Salvador faz-nos a honra na sala. Encaminha-nos entre as ostes de adeptos que, desengane-se o leitor, não aplaudem somente nas línguas de Camões e Cervantes. O El Gordo traz para dentro de portas aquilo que é o álbum de fotografias desta Lisboa, ano de 2018. França, Inglaterra, Alemanha, Holanda, também se acomodam nas mesas e cadeiras de madeira, de olhar preso nos grandes ecrãs. Grita-se, respira-se o ambiente dos grandes momentos. Na Rússia já se joga e no El Gordo, Salvador e a sua equipa fintam, o rebuliço para trazer à mesa os comeres de uma carta de generosa abrangência. Já lá iremos.

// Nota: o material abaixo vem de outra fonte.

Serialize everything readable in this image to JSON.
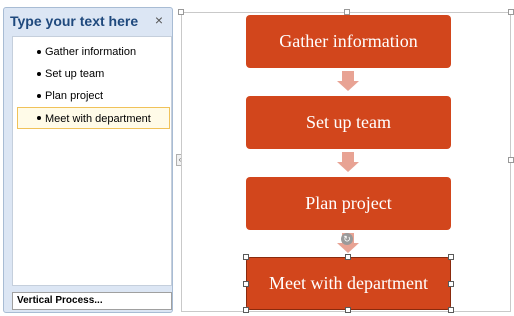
{
  "text_pane": {
    "title": "Type your text here",
    "close_symbol": "×",
    "items": [
      {
        "label": "Gather information"
      },
      {
        "label": "Set up team"
      },
      {
        "label": "Plan project"
      },
      {
        "label": "Meet with department"
      }
    ],
    "footer_label": "Vertical Process..."
  },
  "diagram": {
    "shapes": [
      {
        "label": "Gather information"
      },
      {
        "label": "Set up team"
      },
      {
        "label": "Plan project"
      },
      {
        "label": "Meet with department"
      }
    ],
    "shape_color": "#d2461c",
    "arrow_color": "#e8a394"
  }
}
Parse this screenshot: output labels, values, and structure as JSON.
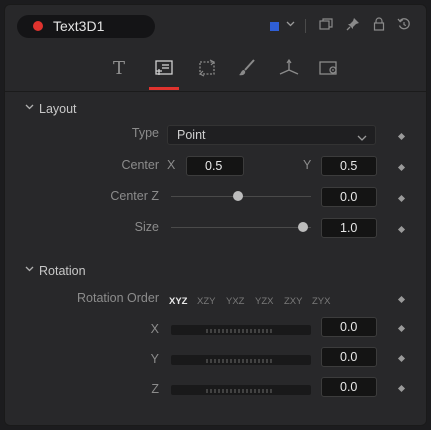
{
  "header": {
    "title": "Text3D1",
    "color_swatch": "#2f5fd6",
    "icons": [
      "chevron-down-icon",
      "window-icon",
      "pin-icon",
      "lock-icon",
      "reset-icon"
    ]
  },
  "tabs": [
    {
      "name": "text",
      "icon": "text-icon",
      "glyph": "T"
    },
    {
      "name": "layout",
      "icon": "layout-icon",
      "active": true
    },
    {
      "name": "transform",
      "icon": "transform-icon"
    },
    {
      "name": "shading",
      "icon": "brush-icon"
    },
    {
      "name": "3d",
      "icon": "axis-icon"
    },
    {
      "name": "settings",
      "icon": "settings-icon"
    }
  ],
  "layout_section": {
    "title": "Layout",
    "type_label": "Type",
    "type_value": "Point",
    "center_label": "Center",
    "center_x_label": "X",
    "center_x": "0.5",
    "center_y_label": "Y",
    "center_y": "0.5",
    "center_z_label": "Center Z",
    "center_z": "0.0",
    "center_z_level": 0.45,
    "size_label": "Size",
    "size": "1.0",
    "size_level": 0.95
  },
  "rotation_section": {
    "title": "Rotation",
    "order_label": "Rotation Order",
    "orders": [
      "XYZ",
      "XZY",
      "YXZ",
      "YZX",
      "ZXY",
      "ZYX"
    ],
    "selected_order": "XYZ",
    "x_label": "X",
    "x": "0.0",
    "y_label": "Y",
    "y": "0.0",
    "z_label": "Z",
    "z": "0.0"
  },
  "colors": {
    "accent": "#e0332e",
    "panel": "#28282a",
    "field": "#141414"
  }
}
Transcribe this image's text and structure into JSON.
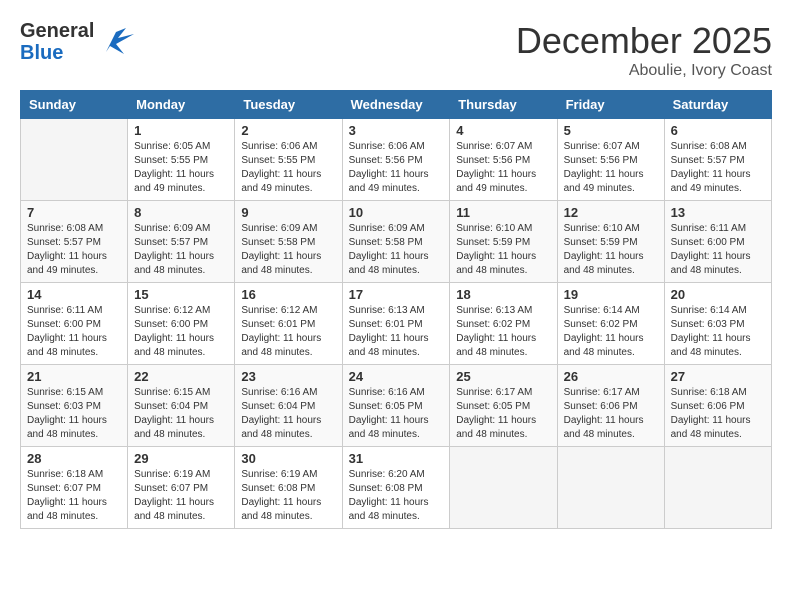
{
  "header": {
    "logo_general": "General",
    "logo_blue": "Blue",
    "month_title": "December 2025",
    "location": "Aboulie, Ivory Coast"
  },
  "days_of_week": [
    "Sunday",
    "Monday",
    "Tuesday",
    "Wednesday",
    "Thursday",
    "Friday",
    "Saturday"
  ],
  "weeks": [
    [
      {
        "day": "",
        "sunrise": "",
        "sunset": "",
        "daylight": ""
      },
      {
        "day": "1",
        "sunrise": "Sunrise: 6:05 AM",
        "sunset": "Sunset: 5:55 PM",
        "daylight": "Daylight: 11 hours and 49 minutes."
      },
      {
        "day": "2",
        "sunrise": "Sunrise: 6:06 AM",
        "sunset": "Sunset: 5:55 PM",
        "daylight": "Daylight: 11 hours and 49 minutes."
      },
      {
        "day": "3",
        "sunrise": "Sunrise: 6:06 AM",
        "sunset": "Sunset: 5:56 PM",
        "daylight": "Daylight: 11 hours and 49 minutes."
      },
      {
        "day": "4",
        "sunrise": "Sunrise: 6:07 AM",
        "sunset": "Sunset: 5:56 PM",
        "daylight": "Daylight: 11 hours and 49 minutes."
      },
      {
        "day": "5",
        "sunrise": "Sunrise: 6:07 AM",
        "sunset": "Sunset: 5:56 PM",
        "daylight": "Daylight: 11 hours and 49 minutes."
      },
      {
        "day": "6",
        "sunrise": "Sunrise: 6:08 AM",
        "sunset": "Sunset: 5:57 PM",
        "daylight": "Daylight: 11 hours and 49 minutes."
      }
    ],
    [
      {
        "day": "7",
        "sunrise": "Sunrise: 6:08 AM",
        "sunset": "Sunset: 5:57 PM",
        "daylight": "Daylight: 11 hours and 49 minutes."
      },
      {
        "day": "8",
        "sunrise": "Sunrise: 6:09 AM",
        "sunset": "Sunset: 5:57 PM",
        "daylight": "Daylight: 11 hours and 48 minutes."
      },
      {
        "day": "9",
        "sunrise": "Sunrise: 6:09 AM",
        "sunset": "Sunset: 5:58 PM",
        "daylight": "Daylight: 11 hours and 48 minutes."
      },
      {
        "day": "10",
        "sunrise": "Sunrise: 6:09 AM",
        "sunset": "Sunset: 5:58 PM",
        "daylight": "Daylight: 11 hours and 48 minutes."
      },
      {
        "day": "11",
        "sunrise": "Sunrise: 6:10 AM",
        "sunset": "Sunset: 5:59 PM",
        "daylight": "Daylight: 11 hours and 48 minutes."
      },
      {
        "day": "12",
        "sunrise": "Sunrise: 6:10 AM",
        "sunset": "Sunset: 5:59 PM",
        "daylight": "Daylight: 11 hours and 48 minutes."
      },
      {
        "day": "13",
        "sunrise": "Sunrise: 6:11 AM",
        "sunset": "Sunset: 6:00 PM",
        "daylight": "Daylight: 11 hours and 48 minutes."
      }
    ],
    [
      {
        "day": "14",
        "sunrise": "Sunrise: 6:11 AM",
        "sunset": "Sunset: 6:00 PM",
        "daylight": "Daylight: 11 hours and 48 minutes."
      },
      {
        "day": "15",
        "sunrise": "Sunrise: 6:12 AM",
        "sunset": "Sunset: 6:00 PM",
        "daylight": "Daylight: 11 hours and 48 minutes."
      },
      {
        "day": "16",
        "sunrise": "Sunrise: 6:12 AM",
        "sunset": "Sunset: 6:01 PM",
        "daylight": "Daylight: 11 hours and 48 minutes."
      },
      {
        "day": "17",
        "sunrise": "Sunrise: 6:13 AM",
        "sunset": "Sunset: 6:01 PM",
        "daylight": "Daylight: 11 hours and 48 minutes."
      },
      {
        "day": "18",
        "sunrise": "Sunrise: 6:13 AM",
        "sunset": "Sunset: 6:02 PM",
        "daylight": "Daylight: 11 hours and 48 minutes."
      },
      {
        "day": "19",
        "sunrise": "Sunrise: 6:14 AM",
        "sunset": "Sunset: 6:02 PM",
        "daylight": "Daylight: 11 hours and 48 minutes."
      },
      {
        "day": "20",
        "sunrise": "Sunrise: 6:14 AM",
        "sunset": "Sunset: 6:03 PM",
        "daylight": "Daylight: 11 hours and 48 minutes."
      }
    ],
    [
      {
        "day": "21",
        "sunrise": "Sunrise: 6:15 AM",
        "sunset": "Sunset: 6:03 PM",
        "daylight": "Daylight: 11 hours and 48 minutes."
      },
      {
        "day": "22",
        "sunrise": "Sunrise: 6:15 AM",
        "sunset": "Sunset: 6:04 PM",
        "daylight": "Daylight: 11 hours and 48 minutes."
      },
      {
        "day": "23",
        "sunrise": "Sunrise: 6:16 AM",
        "sunset": "Sunset: 6:04 PM",
        "daylight": "Daylight: 11 hours and 48 minutes."
      },
      {
        "day": "24",
        "sunrise": "Sunrise: 6:16 AM",
        "sunset": "Sunset: 6:05 PM",
        "daylight": "Daylight: 11 hours and 48 minutes."
      },
      {
        "day": "25",
        "sunrise": "Sunrise: 6:17 AM",
        "sunset": "Sunset: 6:05 PM",
        "daylight": "Daylight: 11 hours and 48 minutes."
      },
      {
        "day": "26",
        "sunrise": "Sunrise: 6:17 AM",
        "sunset": "Sunset: 6:06 PM",
        "daylight": "Daylight: 11 hours and 48 minutes."
      },
      {
        "day": "27",
        "sunrise": "Sunrise: 6:18 AM",
        "sunset": "Sunset: 6:06 PM",
        "daylight": "Daylight: 11 hours and 48 minutes."
      }
    ],
    [
      {
        "day": "28",
        "sunrise": "Sunrise: 6:18 AM",
        "sunset": "Sunset: 6:07 PM",
        "daylight": "Daylight: 11 hours and 48 minutes."
      },
      {
        "day": "29",
        "sunrise": "Sunrise: 6:19 AM",
        "sunset": "Sunset: 6:07 PM",
        "daylight": "Daylight: 11 hours and 48 minutes."
      },
      {
        "day": "30",
        "sunrise": "Sunrise: 6:19 AM",
        "sunset": "Sunset: 6:08 PM",
        "daylight": "Daylight: 11 hours and 48 minutes."
      },
      {
        "day": "31",
        "sunrise": "Sunrise: 6:20 AM",
        "sunset": "Sunset: 6:08 PM",
        "daylight": "Daylight: 11 hours and 48 minutes."
      },
      {
        "day": "",
        "sunrise": "",
        "sunset": "",
        "daylight": ""
      },
      {
        "day": "",
        "sunrise": "",
        "sunset": "",
        "daylight": ""
      },
      {
        "day": "",
        "sunrise": "",
        "sunset": "",
        "daylight": ""
      }
    ]
  ]
}
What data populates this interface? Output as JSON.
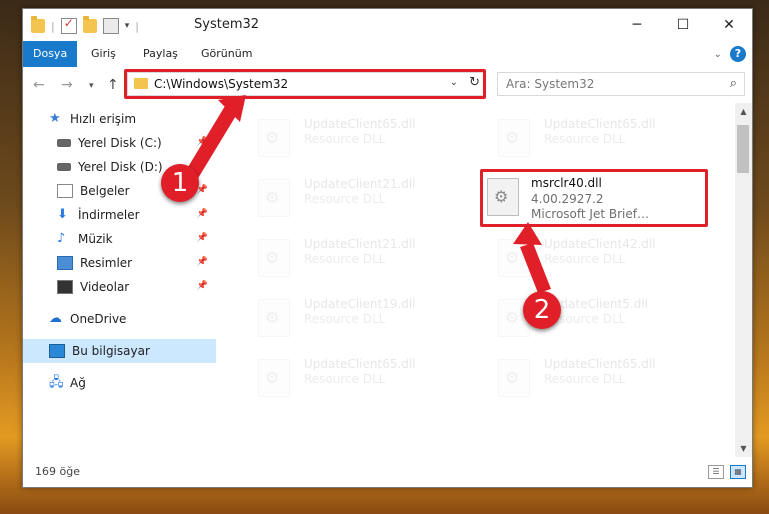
{
  "window": {
    "title": "System32",
    "controls": {
      "minimize": "─",
      "maximize": "☐",
      "close": "✕"
    }
  },
  "ribbon": {
    "tabs": [
      "Dosya",
      "Giriş",
      "Paylaş",
      "Görünüm"
    ],
    "active_tab": "Dosya"
  },
  "address": {
    "path": "C:\\Windows\\System32",
    "search_placeholder": "Ara: System32"
  },
  "sidebar": {
    "items": [
      {
        "label": "Hızlı erişim",
        "icon": "star-icon",
        "pinned": false
      },
      {
        "label": "Yerel Disk (C:)",
        "icon": "disk-icon",
        "pinned": true
      },
      {
        "label": "Yerel Disk (D:)",
        "icon": "disk-icon",
        "pinned": true
      },
      {
        "label": "Belgeler",
        "icon": "documents-icon",
        "pinned": true
      },
      {
        "label": "İndirmeler",
        "icon": "download-icon",
        "pinned": true
      },
      {
        "label": "Müzik",
        "icon": "music-icon",
        "pinned": true
      },
      {
        "label": "Resimler",
        "icon": "pictures-icon",
        "pinned": true
      },
      {
        "label": "Videolar",
        "icon": "videos-icon",
        "pinned": true
      },
      {
        "label": "OneDrive",
        "icon": "onedrive-icon",
        "pinned": false
      },
      {
        "label": "Bu bilgisayar",
        "icon": "this-pc-icon",
        "pinned": false,
        "selected": true
      },
      {
        "label": "Ağ",
        "icon": "network-icon",
        "pinned": false
      }
    ]
  },
  "files": [
    {
      "name": "UpdateClient65.dll",
      "desc": "Resource DLL"
    },
    {
      "name": "UpdateClient65.dll",
      "desc": "Resource DLL"
    },
    {
      "name": "UpdateClient21.dll",
      "desc": "Resource DLL"
    },
    {
      "name": "msrclr40.dll",
      "desc": "4.00.2927.2",
      "extra": "Microsoft Jet Brief…",
      "highlighted": true
    },
    {
      "name": "UpdateClient21.dll",
      "desc": "Resource DLL"
    },
    {
      "name": "UpdateClient42.dll",
      "desc": "Resource DLL"
    },
    {
      "name": "UpdateClient19.dll",
      "desc": "Resource DLL"
    },
    {
      "name": "UpdateClient5.dll",
      "desc": "Resource DLL"
    },
    {
      "name": "UpdateClient65.dll",
      "desc": "Resource DLL"
    },
    {
      "name": "UpdateClient65.dll",
      "desc": "Resource DLL"
    }
  ],
  "status": {
    "item_count": "169 öğe"
  },
  "annotations": {
    "step1": "1",
    "step2": "2",
    "color": "#e01f28"
  },
  "colors": {
    "accent": "#1979ca",
    "selection": "#cce8ff",
    "highlight": "#e01f28"
  }
}
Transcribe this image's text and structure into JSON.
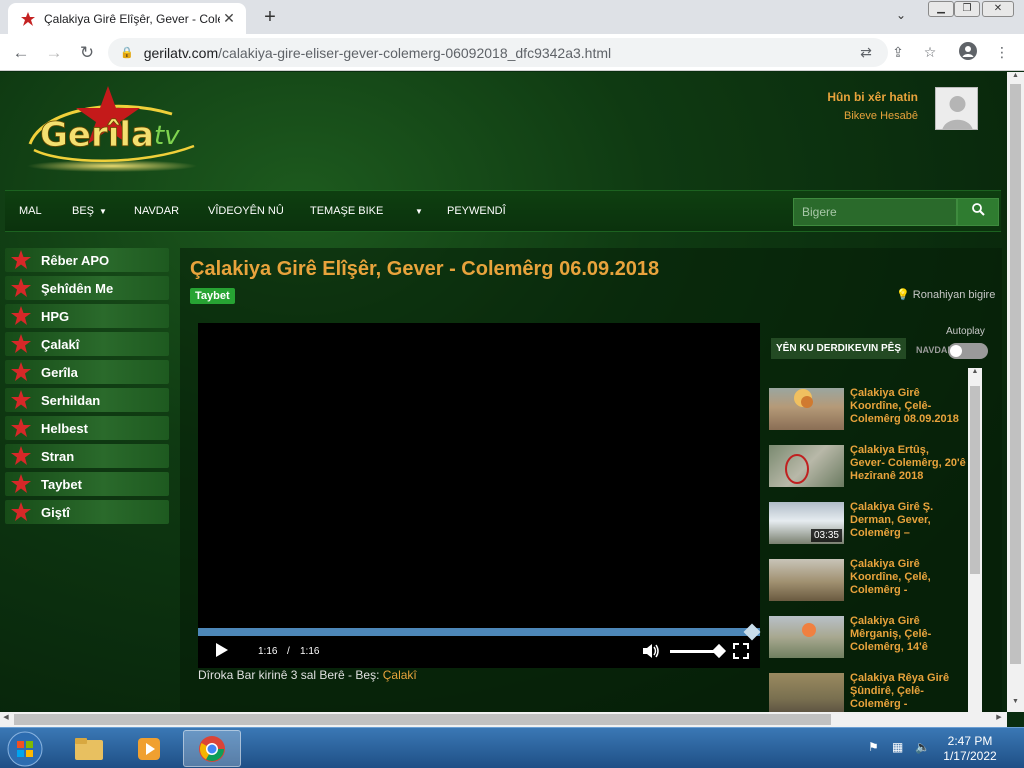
{
  "browser": {
    "tab_title": "Çalakiya Girê Elîşêr, Gever - Cole",
    "url_domain": "gerilatv.com",
    "url_path": "/calakiya-gire-eliser-gever-colemerg-06092018_dfc9342a3.html",
    "close_tab": "✕",
    "new_tab": "+",
    "tab_menu": "⌄"
  },
  "site": {
    "logo_text_main": "Gerîla",
    "logo_text_accent": "tv",
    "login_title": "Hûn bi xêr hatin",
    "login_link": "Bikeve Hesabê"
  },
  "nav": {
    "items": [
      "MAL",
      "BEŞ",
      "NAVDAR",
      "VÎDEOYÊN NÛ",
      "TEMAŞE BIKE",
      "",
      "PEYWENDÎ"
    ],
    "search_placeholder": "Bigere"
  },
  "sidebar": {
    "items": [
      "Rêber APO",
      "Şehîdên Me",
      "HPG",
      "Çalakî",
      "Gerîla",
      "Serhildan",
      "Helbest",
      "Stran",
      "Taybet",
      "Giştî"
    ]
  },
  "video": {
    "title": "Çalakiya Girê Elîşêr, Gever - Colemêrg 06.09.2018",
    "badge": "Taybet",
    "location": "Ronahiyan bigire",
    "current_time": "1:16",
    "separator": "/",
    "duration": "1:16",
    "progress_percent": 100,
    "volume_percent": 100,
    "caption_prefix": "Dîroka Bar kirinê 3 sal Berê - Beş:",
    "caption_category": "Çalakî"
  },
  "related": {
    "autoplay_label": "Autoplay",
    "next_label": "YÊN KU DERDIKEVIN PÊŞ",
    "toggle_label": "NAVDAR",
    "items": [
      {
        "title": "Çalakiya Girê Koordîne, Çelê-Colemêrg 08.09.2018",
        "duration": ""
      },
      {
        "title": "Çalakiya Ertûş, Gever- Colemêrg, 20'ê Hezîranê 2018",
        "duration": ""
      },
      {
        "title": "Çalakiya Girê Ş. Derman, Gever, Colemêrg –",
        "duration": "03:35"
      },
      {
        "title": "Çalakiya Girê Koordîne, Çelê, Colemêrg -",
        "duration": ""
      },
      {
        "title": "Çalakiya Girê Mêrganiş, Çelê-Colemêrg, 14'ê",
        "duration": ""
      },
      {
        "title": "Çalakiya Rêya Girê Şûndirê, Çelê-Colemêrg -",
        "duration": ""
      }
    ]
  },
  "taskbar": {
    "time": "2:47 PM",
    "date": "1/17/2022"
  },
  "colors": {
    "accent": "#e8a33c",
    "badge": "#27a333",
    "page_bg": "#0f3a12"
  }
}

Sabe o apreciador da restauração que este sentar à mesa é experiência múltipla, onde também cabe e predispõe o ambiente engendrado. Saiba, então, que não será pela decoração que neste El Gordo sentira os efeitos nefastos de uma má digestão. A fazer justiça à multiculturalidade da casa vamos encontrar a riqueza antropológica e natural que insufla o nosso imaginário quando espicaçado por termos como Amazónia, Andes, Tropical.
Nem o relato futebolístico nos mata a viagem emocional proporcionada pelos muitos rostos índios, em grande formato, pintados nas paredes do restaurante. Como também, os ímpetos de um “Golo” não nos afastam do olhar panorâmico sobre a sala: a colónia com dezenas de “macaquinhos de imitação” em malabarismo no teto, as reproduções de aves tropicais, os tons amarelo e azul preponderantes.
“Goloooo”. Desfaz-se a fantasia tropical para aterrarmos em pleno Mundial e nos pés de Cristiano Ronaldo. Salvador acerca-se da mesa com a primeira rodada de sugestões da carta em jeito de voo amplo que iremos fazer sobre os comeres do El Gordo.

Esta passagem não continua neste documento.